Como estava numa rua principal, andou mais um pouco e entrou num beco. Ali permaneceu quieto e oculto pela escuridão, enquanto aguardava a passagem do seu suposto seguidor. Depois pensou se não seria pior, pois ao passar diante do beco, ele com certeza o veria na hora. Escondeu-se atrás de uns sacos de lixo que estavam ali próximos e lá permaneceu, enquanto sua mente fazia de tudo para atormentá-lo, com suas ideias e especulações mais bizarras.

Do ponto onde se encontrava, podia ver um pequeno trecho iluminado da rua principal, como se fora uma janela. Então escutou os passos, e como estava imóvel, respirando a longos intervalos para não atrapalhar sua audição, aquele barulho de modo algum podia ter como origem ele próprio.

Se ficou aliviado em saber finalmente que os ruídos de passos não era uma coisa de sua imaginação, logo seus pensamentos, como se fosse um conselheiro cruel que o detestava, iniciaram um novo processo para tentar explicar o que viria a seguir. “Se pelo menos eles se aquietassem, ajudariam tanto...”, se referiu amargurado, aos seus pensamentos.

E à medida que os passos se aproximavam da entrada do beco, mais a sua mente brincava de torturá-lo com as mais estranhas e horripilantes fantasias.
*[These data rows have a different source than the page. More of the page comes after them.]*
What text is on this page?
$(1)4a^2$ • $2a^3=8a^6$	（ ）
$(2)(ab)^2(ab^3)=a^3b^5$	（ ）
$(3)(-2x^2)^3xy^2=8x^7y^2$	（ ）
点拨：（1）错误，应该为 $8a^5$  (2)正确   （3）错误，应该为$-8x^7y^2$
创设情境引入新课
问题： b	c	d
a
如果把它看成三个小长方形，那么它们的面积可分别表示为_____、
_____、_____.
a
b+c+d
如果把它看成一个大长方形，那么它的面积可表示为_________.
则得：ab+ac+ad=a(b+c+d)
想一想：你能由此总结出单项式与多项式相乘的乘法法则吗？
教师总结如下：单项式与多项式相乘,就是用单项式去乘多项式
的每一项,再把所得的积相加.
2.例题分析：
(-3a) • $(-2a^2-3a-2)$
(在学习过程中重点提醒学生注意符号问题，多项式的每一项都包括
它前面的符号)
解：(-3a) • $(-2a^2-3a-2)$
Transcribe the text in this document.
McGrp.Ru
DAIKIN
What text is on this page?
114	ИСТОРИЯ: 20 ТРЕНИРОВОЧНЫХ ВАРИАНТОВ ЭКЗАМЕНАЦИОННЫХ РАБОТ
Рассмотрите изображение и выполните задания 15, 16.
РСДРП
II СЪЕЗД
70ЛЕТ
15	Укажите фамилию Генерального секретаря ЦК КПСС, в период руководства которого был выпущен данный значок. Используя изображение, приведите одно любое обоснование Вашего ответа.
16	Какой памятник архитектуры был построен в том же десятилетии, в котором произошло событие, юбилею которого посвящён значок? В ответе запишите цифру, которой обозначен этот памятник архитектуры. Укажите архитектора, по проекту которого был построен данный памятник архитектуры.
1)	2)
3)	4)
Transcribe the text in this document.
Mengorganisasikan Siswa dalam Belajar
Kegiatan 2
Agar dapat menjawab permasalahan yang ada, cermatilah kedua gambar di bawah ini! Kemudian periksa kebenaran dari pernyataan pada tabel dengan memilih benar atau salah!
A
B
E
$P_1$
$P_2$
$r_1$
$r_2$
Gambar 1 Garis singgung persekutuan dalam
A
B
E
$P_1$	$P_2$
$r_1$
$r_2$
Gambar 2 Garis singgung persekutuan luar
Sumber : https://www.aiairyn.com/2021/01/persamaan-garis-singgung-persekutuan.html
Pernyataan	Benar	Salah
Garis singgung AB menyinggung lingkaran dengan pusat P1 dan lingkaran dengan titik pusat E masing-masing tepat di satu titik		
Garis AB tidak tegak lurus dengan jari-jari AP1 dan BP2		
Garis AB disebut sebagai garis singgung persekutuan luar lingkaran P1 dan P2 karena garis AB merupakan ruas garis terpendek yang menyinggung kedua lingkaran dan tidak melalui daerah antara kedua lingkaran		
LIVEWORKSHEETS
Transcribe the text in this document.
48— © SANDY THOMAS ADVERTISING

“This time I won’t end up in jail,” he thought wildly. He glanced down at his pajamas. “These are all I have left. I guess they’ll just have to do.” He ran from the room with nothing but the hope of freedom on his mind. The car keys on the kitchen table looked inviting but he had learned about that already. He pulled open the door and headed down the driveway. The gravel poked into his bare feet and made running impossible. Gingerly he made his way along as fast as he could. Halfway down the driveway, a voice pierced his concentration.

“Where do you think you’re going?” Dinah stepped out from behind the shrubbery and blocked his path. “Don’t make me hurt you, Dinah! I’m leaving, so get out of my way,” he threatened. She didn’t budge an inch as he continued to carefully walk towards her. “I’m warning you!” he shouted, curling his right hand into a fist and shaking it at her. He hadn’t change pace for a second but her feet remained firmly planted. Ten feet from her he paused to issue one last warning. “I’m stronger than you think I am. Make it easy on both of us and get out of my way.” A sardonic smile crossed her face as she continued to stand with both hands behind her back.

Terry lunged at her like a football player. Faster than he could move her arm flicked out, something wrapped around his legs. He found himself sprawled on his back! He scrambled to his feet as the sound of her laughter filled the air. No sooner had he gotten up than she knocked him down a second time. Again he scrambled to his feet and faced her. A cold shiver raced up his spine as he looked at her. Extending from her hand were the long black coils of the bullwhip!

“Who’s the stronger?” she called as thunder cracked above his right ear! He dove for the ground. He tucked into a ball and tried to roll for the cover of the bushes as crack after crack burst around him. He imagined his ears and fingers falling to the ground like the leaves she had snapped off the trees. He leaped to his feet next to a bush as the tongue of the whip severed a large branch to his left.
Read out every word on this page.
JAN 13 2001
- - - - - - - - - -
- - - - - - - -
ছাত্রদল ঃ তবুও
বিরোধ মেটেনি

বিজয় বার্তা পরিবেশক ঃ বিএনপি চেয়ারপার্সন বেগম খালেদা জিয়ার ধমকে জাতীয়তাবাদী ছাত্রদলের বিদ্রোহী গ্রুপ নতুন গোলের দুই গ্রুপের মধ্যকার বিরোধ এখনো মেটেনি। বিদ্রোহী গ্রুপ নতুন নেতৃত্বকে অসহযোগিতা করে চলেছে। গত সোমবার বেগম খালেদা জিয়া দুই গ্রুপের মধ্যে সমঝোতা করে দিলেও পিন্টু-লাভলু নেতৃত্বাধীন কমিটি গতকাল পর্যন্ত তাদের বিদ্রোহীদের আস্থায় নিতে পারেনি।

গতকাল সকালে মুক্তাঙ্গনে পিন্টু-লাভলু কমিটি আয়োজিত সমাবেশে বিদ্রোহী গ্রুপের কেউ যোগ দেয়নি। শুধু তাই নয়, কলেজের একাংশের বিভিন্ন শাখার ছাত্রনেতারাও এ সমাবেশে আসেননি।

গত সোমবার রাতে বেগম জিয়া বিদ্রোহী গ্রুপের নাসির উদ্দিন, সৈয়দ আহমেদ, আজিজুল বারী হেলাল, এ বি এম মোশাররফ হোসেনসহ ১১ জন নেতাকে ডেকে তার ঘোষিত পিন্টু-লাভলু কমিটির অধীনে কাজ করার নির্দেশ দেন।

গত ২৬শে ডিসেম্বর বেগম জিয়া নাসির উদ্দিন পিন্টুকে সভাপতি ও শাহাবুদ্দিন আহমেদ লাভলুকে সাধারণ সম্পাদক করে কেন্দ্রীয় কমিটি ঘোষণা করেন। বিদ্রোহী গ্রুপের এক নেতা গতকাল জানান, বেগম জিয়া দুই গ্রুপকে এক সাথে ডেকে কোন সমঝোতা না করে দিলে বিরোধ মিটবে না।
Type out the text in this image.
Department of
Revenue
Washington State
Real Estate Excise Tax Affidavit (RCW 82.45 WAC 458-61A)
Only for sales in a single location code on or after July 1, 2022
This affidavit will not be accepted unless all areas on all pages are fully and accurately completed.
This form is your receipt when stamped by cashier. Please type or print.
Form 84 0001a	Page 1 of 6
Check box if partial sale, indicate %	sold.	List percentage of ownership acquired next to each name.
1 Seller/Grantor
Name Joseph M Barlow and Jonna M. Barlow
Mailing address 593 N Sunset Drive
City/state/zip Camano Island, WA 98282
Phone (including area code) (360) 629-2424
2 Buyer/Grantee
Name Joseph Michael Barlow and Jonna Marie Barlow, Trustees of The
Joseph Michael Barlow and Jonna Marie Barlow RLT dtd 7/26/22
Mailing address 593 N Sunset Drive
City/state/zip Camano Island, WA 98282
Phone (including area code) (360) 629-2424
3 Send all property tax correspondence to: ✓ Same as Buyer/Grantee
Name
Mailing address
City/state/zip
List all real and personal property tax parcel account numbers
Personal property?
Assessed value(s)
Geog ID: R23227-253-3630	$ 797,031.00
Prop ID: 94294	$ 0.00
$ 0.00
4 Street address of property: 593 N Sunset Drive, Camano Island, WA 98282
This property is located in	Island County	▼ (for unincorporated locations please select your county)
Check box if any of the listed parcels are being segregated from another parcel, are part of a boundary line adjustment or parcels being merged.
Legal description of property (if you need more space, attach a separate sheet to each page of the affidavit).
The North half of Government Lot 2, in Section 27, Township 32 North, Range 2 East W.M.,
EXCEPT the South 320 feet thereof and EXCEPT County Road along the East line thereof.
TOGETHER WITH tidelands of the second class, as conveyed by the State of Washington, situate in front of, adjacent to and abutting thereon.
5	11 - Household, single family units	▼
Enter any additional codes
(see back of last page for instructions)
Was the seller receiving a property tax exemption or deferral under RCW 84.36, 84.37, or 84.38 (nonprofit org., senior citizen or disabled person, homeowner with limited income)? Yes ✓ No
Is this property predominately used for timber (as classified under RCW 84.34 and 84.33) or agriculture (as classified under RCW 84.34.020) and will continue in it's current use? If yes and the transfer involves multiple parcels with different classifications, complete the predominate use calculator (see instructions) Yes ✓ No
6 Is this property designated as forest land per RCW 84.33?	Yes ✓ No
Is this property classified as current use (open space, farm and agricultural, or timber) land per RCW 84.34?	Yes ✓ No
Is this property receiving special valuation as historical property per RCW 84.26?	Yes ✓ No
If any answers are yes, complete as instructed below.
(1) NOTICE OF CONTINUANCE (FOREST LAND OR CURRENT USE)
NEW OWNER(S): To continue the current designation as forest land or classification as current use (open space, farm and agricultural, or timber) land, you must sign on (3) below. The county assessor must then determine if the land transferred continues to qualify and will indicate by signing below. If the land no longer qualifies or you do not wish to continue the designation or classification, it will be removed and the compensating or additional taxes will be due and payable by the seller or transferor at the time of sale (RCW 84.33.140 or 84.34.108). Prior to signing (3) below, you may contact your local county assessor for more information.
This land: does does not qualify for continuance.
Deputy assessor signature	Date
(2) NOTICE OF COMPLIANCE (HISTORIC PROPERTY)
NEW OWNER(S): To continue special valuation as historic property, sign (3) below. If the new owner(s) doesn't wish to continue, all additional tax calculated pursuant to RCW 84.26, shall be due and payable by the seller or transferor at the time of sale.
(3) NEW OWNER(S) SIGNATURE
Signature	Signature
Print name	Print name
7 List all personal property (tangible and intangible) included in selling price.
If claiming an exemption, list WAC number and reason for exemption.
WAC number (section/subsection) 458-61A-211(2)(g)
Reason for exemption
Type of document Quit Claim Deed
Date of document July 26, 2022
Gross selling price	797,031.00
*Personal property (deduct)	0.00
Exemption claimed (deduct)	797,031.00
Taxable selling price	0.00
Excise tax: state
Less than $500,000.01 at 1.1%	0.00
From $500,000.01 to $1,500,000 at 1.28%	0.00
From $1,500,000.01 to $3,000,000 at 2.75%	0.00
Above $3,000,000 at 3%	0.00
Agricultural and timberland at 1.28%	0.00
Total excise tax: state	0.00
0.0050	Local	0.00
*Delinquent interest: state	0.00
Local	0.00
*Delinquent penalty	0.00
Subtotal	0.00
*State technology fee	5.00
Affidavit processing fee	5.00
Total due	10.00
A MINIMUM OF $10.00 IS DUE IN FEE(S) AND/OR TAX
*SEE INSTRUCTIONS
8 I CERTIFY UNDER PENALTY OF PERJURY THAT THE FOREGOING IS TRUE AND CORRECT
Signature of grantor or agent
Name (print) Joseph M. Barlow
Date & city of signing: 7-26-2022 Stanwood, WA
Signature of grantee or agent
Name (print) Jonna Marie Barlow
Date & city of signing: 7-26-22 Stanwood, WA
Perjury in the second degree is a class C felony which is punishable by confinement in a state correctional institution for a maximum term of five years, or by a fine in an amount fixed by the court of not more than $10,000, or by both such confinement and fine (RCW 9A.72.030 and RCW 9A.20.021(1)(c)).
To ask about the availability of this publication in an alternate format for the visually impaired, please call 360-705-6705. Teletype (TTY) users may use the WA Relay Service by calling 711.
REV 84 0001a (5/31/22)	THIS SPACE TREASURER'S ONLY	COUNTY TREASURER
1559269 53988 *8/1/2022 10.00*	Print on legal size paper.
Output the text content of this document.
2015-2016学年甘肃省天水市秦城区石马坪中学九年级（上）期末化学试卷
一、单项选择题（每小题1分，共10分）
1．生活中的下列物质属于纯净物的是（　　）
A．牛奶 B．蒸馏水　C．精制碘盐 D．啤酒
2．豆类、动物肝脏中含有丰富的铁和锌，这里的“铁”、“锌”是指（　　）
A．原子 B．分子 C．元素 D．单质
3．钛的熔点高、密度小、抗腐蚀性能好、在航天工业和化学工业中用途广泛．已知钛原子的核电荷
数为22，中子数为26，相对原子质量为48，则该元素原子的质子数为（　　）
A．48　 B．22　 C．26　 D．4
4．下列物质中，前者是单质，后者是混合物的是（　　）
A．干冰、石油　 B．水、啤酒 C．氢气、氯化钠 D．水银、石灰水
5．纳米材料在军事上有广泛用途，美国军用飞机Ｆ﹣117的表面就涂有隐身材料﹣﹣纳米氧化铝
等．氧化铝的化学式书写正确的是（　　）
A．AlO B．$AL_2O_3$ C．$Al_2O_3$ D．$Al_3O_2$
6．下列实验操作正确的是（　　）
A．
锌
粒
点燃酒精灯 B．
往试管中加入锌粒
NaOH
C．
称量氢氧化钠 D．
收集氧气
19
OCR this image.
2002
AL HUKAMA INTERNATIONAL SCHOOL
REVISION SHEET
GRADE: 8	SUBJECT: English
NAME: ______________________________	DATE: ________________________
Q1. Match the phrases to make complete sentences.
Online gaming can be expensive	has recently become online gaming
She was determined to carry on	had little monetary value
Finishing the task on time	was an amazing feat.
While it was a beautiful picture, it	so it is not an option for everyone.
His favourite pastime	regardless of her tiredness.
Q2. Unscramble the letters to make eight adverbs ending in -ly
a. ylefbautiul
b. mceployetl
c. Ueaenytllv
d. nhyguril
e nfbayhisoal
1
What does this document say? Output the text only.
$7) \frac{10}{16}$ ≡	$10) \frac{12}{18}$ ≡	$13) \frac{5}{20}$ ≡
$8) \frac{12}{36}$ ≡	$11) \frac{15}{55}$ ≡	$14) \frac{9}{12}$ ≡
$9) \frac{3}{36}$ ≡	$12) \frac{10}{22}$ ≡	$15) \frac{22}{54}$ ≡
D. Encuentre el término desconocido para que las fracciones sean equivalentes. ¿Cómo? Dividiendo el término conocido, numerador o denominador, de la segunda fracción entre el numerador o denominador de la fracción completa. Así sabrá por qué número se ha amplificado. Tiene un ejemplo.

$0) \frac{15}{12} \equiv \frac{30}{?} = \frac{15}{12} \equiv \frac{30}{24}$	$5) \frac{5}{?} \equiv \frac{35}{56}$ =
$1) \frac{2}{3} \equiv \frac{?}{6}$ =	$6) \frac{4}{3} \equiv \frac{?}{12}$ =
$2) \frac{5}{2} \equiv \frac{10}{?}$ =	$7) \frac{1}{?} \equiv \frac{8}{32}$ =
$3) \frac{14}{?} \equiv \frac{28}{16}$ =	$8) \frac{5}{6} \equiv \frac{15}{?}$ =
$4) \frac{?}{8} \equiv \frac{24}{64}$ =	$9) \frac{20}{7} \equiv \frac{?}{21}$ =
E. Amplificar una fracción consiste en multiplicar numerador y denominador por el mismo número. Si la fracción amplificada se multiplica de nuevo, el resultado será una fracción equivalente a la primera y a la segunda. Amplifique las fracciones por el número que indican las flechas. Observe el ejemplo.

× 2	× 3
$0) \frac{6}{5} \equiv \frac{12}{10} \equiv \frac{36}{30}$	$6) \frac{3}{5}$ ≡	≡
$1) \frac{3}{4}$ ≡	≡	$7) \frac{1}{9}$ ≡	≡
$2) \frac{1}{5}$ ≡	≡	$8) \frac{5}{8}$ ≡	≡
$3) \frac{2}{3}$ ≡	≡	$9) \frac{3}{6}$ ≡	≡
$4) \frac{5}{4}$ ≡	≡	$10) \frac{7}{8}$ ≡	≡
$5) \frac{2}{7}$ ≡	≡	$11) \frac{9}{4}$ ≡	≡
Observando melhor, percebeu que em meio à enxurrada de pensamentos, que brigavam entre si por um pouco de atenção, nenhum havia para motivá-lo, para lhe dar ânimo, mas apenas para dar-lhe desânimo, aflição, e cada vez mais medo.


Viu uma sombra se aproximando lentamente da entrada do beco, e seu coração disparou, enquanto já imaginava em que direção deveria correr para escapar do perigo. Mas, de repente, a poucos passos da entrada do beco, a sombra projetada no chão, parou de mover-se e ali permaneceu como de vigília. De olhos fixos, ele observava a sombra para ver esta se movia, e foi nesse momento que aconteceu um verdadeiro milagre.

Ele descobriu que aquele beco era onde ficava a sua casa. Lembrou ao sentir o peculiar cheiro de lixo sobre o qual sua mãe dizia sempre: “Não é todo mundo que tem o privilégio que nós temos. Enquanto outros precisam andar muito para encontrar um lixo, nós já moramos em frente a um de primeiro mundo”. E animado ele viu o buraco onde morava, e entrou lá sossegado.

Afinal de contas, nunca se sabe, aquilo bem que podia ser um Gato, o pior pesadelo de um Rato.